1. Nate Lowman @ Massimo de Carlo
February 8 — April 2
In his third exhibition with Massimo de Carlo, Nate Lowman looks up for inspiration…specifically, at the ceiling of his NYC studio. His new paintings portray the patterns and architecture of the structure, located in Manhattan’s Tribeca neighborhood, whose buildings have been preserved to maintain their industrial 19th century facades. Thus the show speaks not only to Lowman’s specific studio but also to (as the show’s title — “Downtown Is A Construct” — suggests) the larger evolution of New York City, from agriculture to industry to artistry.

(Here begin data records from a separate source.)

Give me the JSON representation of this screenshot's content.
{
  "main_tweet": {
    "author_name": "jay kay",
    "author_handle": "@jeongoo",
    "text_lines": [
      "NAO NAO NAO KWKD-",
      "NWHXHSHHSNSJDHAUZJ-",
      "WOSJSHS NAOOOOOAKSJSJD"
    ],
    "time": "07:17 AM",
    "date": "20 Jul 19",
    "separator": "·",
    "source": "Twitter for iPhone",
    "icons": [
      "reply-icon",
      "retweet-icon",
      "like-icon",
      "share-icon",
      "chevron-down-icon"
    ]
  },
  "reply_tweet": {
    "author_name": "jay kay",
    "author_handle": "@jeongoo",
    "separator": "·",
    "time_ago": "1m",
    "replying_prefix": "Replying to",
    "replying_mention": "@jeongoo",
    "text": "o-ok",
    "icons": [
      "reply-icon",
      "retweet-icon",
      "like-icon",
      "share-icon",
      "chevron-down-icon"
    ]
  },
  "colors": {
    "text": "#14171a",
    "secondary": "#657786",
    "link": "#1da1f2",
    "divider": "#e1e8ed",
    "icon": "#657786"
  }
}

On view at 55 South Audley Street, London, W1K 2QH
2. Jeff Zilm @ Simon Lee
March 2 — April 1
Jeff Zilm uses his work to investigate the ways in which society interacts with, consumes and decodes technological media. His current exhibit at Simon Lee showcases a new series of his “film paintings,” for which he chemically destabilizes 8mm — 35mm film to turn it into a liquid state and transcribe it entirely onto a single canvas. The canvases are primed beforehand with the same paint used to turn a wall into a projection screen, emphasizing their purpose as a surface onto which the film is “projected.” Thus the works examine the supposed flexibility versus contained fixity of film media.
On view at 12 Berkeley Street, London W1J 8DT.
3. Reza Derakshani @ Sophia Contemporary Gallery
March 9 — April 23
In the inaugural show of Sophia Contemporary Gallery, Iranian artist Reza Derakshani presents new pieces from both ongoing and new series of works. Throughout all his series, Derakshani’s practice is united by a synthesis of Middle Eastern art practices — firmly rooted in Iranian art history and color palettes — and modern, Western art movements, as evidenced in his textured, abstract brushstrokes. The exhibit also comes at a crucial moment in the world art market, as Middle Eastern art is gaining increasing attention from international collectors.
On view at 11 Grosvenor Street, London W1K 4QB.